Consider yourself warned: Emery likes to open its albums with a bang, and … In Shallow Seas We Sail is no exception. Check your volume or your ears will ring as "Cutthroat Collapse" ignites a double-barrel blast of screaming and crashing guitar, then serves the heaviest vocal roars of the collection, serving notice that Emery still screams with the best of 'em.

If there was any question, the 2008 EP While Broken Hearts Prevail reestablished a signature Emery sound following the more experimental I'm Only a Man. Shallow Seas and Broken Hearts share two tracks ("The Smile, The Face" and "Edge of the World"), along with similar cover illustrations and titles that join to form a rhyming couplet.
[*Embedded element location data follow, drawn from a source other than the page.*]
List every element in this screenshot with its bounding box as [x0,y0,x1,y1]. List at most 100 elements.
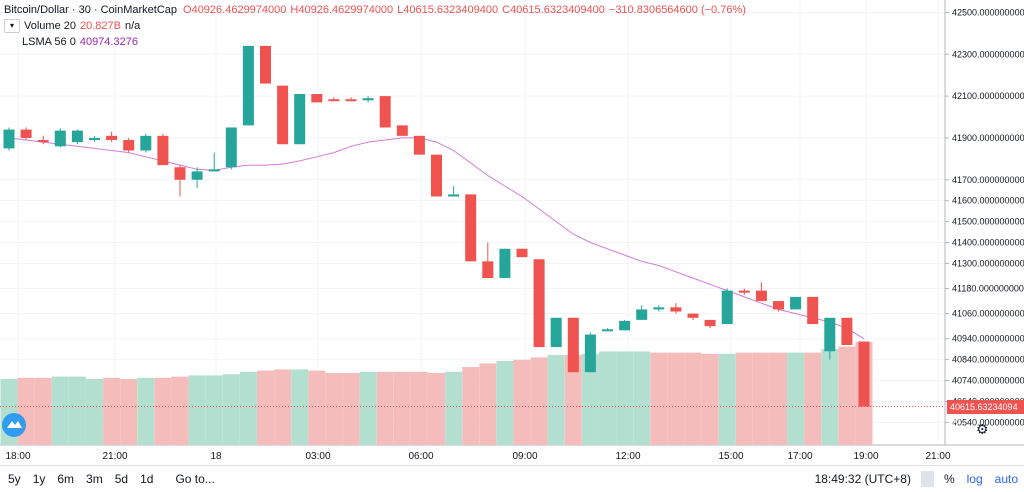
candle-body [311,94,323,103]
candle-body [738,290,750,293]
y-tick-label: 41060.0000000000 [952,309,1024,319]
last-price-label: 40615.63234094​00 [947,399,1024,426]
volume-bar [804,352,822,445]
volume-bar [342,373,360,445]
clock-time[interactable]: 18:49:32 (UTC+8) [814,472,911,486]
volume-na: n/a [124,20,141,32]
candle-body [448,194,460,197]
volume-bar [462,367,480,445]
range-1d[interactable]: 1d [140,472,154,486]
volume-bar [257,370,274,445]
volume-bar [359,371,377,445]
candle-body [225,127,237,168]
candle-body [721,290,733,325]
volume-bar [393,371,411,445]
volume-bar [633,351,651,445]
candle-body [191,171,203,180]
range-5d[interactable]: 5d [114,472,129,486]
logo-mark [7,421,22,428]
candle-body [123,140,135,151]
collapse-icon[interactable]: ▾ [4,19,20,33]
volume-bar [86,379,103,445]
candle-body [242,45,254,126]
candle-body [636,309,648,320]
lsma-label[interactable]: LSMA 56 0 [22,36,76,48]
candle-body [260,45,271,84]
volume-bar [410,371,428,445]
volume-bar [274,369,292,445]
price-chart[interactable]: 42500.0000000000 42300.0000000000 42100.00… [0,0,1024,465]
candle-body [71,130,83,143]
candle-body [37,140,49,143]
candle-body [328,99,340,102]
y-tick-label: 40540.0000000000 [952,417,1024,427]
volume-bar [68,376,86,445]
range-6m[interactable]: 6m [57,472,75,486]
candle-body [841,317,853,345]
volume-bar [428,373,445,445]
auto-toggle[interactable]: auto [994,472,1018,486]
volume-bar [547,355,565,445]
volume-bar [735,352,753,445]
candle-body [602,329,613,332]
y-tick-label: 41900.0000000000 [952,133,1024,143]
volume-legend-row: ▾ Volume 20 20.827B n/a [4,18,746,34]
x-tick-label: 19:00 [853,451,878,462]
candle-body [516,248,528,258]
ohlc-low: L40615.6323409400 [397,4,499,16]
volume-bar [479,363,497,445]
range-5y[interactable]: 5y [8,472,21,486]
candle-body [482,261,494,279]
candle-body [431,154,442,197]
candle-body [533,259,545,348]
volume-bar [770,352,787,445]
percent-toggle[interactable]: % [943,472,955,486]
volume-bar [838,346,856,445]
log-toggle[interactable]: log [966,472,983,486]
candle-body [790,296,802,310]
volume-bar [222,374,240,445]
x-tick-label: 06:00 [408,451,433,462]
candle-body [653,307,665,310]
candle-body [277,85,289,145]
y-tick-label: 40840.0000000000 [952,355,1024,365]
y-tick-label: 41180.0000000000 [952,284,1024,294]
y-tick-label: 42500.0000000000 [952,7,1024,17]
lsma-line [8,137,865,340]
candle-body [379,96,391,128]
volume-bar [530,357,548,445]
range-3m[interactable]: 3m [86,472,103,486]
volume-bar [701,353,719,445]
range-1y[interactable]: 1y [32,472,46,486]
x-tick-label: 15:00 [718,451,743,462]
legend-main-row: Bitcoin/Dollar · 30 · CoinMarketCap O409… [4,2,746,18]
volume-bar [137,377,155,445]
y-tick-label: 40740.0000000000 [952,376,1024,386]
x-tick-label: 18:00 [5,451,30,462]
y-tick-label: 41600.0000000000 [952,196,1024,206]
candle-body [670,307,682,312]
candle-body [174,167,186,180]
candle-body [499,248,511,279]
x-tick-label: 12:00 [615,451,640,462]
volume-bar [239,371,257,445]
candle-body [824,317,836,352]
volume-bar [787,352,805,445]
symbol-title[interactable]: Bitcoin/Dollar · 30 · CoinMarketCap [4,4,178,16]
candle-body [773,301,784,310]
volume-bar [821,349,839,445]
volume-bar [205,375,223,445]
candle-body [704,319,716,327]
x-tick-label: 21:00 [925,451,950,462]
gear-icon[interactable]: ⚙ [976,421,989,437]
volume-bar [103,377,121,445]
candle-body [294,94,306,145]
candle-body [755,290,767,302]
goto-button[interactable]: Go to... [175,472,215,486]
bottom-right-controls: 18:49:32 (UTC+8) % log auto [809,466,1024,492]
y-tick-label: 41400.0000000000 [952,238,1024,248]
candle-body [157,135,169,166]
volume-label[interactable]: Volume 20 [24,20,76,32]
volume-bar [325,373,343,445]
volume-bar [445,371,463,445]
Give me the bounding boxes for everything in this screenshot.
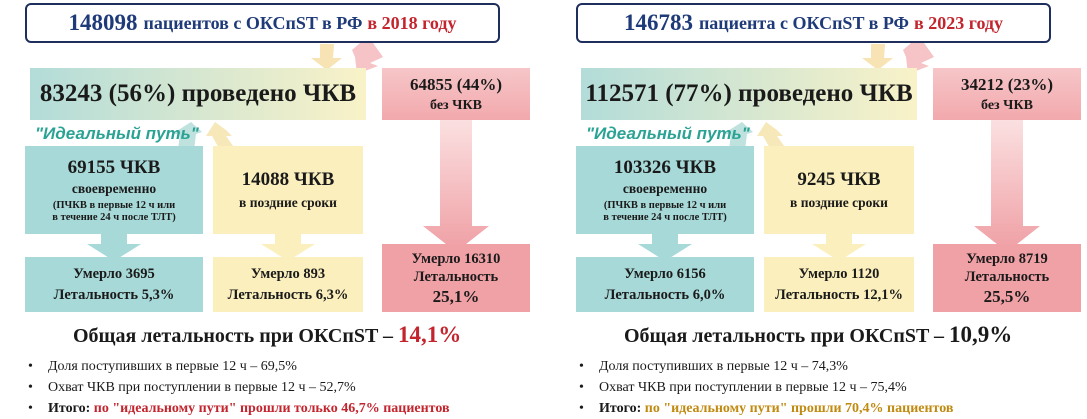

Shallow Seas doesn't paint the three-dimensional corners represented by Only a Man's 10-minute prog track "From Crib to Coffin." But frontman Toby Morell calls Seas "our most complete album."

Under the guidance of producer Aaron Sprinkle, Shallow Seas sticks to more creative middle ground—but it fills that sonic space nicely, swinging the pendulum from the earnest aggression of "Curbside Goodbye," past the smooth hooks of "Edge of the World," to the lush, synth-cushioned introspection of "Dear Death Part 1." Variety also comes in Emery's dual vocalist format as Morell and Devin Shelton trade and layer melodic singing, hardcore screaming, and skillful harmonizing. Tempo switches—within same songs and from track to track—enhance the variety and keep this album from becoming formulaic. Sonically, Shallow Seas is dramatic, creative, and excellent work.

But it begins sinking in its own shallow sea of despair and death—especially relational death. "Edge of the World" seems to summarize it best: I know she's just a girl / but she's got me standing on the edge.

"Cutthroat Collapse" has the protagonist threatening suicide—somewhat cryptically but the band bio clarifies. A third of the songs use drowning metaphors, and there are plenty of lies, betrayal, and accusation. Did one, or all five, of these guys have a relationship tragically go down in flames? Something to rank with Romeo and Juliet?

Nothing against musically dealing with pain and problems—I prefer that over stained-glass lyrics—but how many break-up songs can you put on one album? And what effect will the barrage of death imagery and suicidal brooding have on an already impulsive, jilted teen?

Angst works when paired with even a glimmer of hope and can be intriguing when exploring the dualities of the human condition, such as in "In Shallow Seas We Sail" (Lust can give a man so many regrets / Just this once is what we tell ourselves).

A little more thematic variety—and even search for hope—would cut loose this brooding anchor and keep Emery sailing above the waters with the rest of their sound.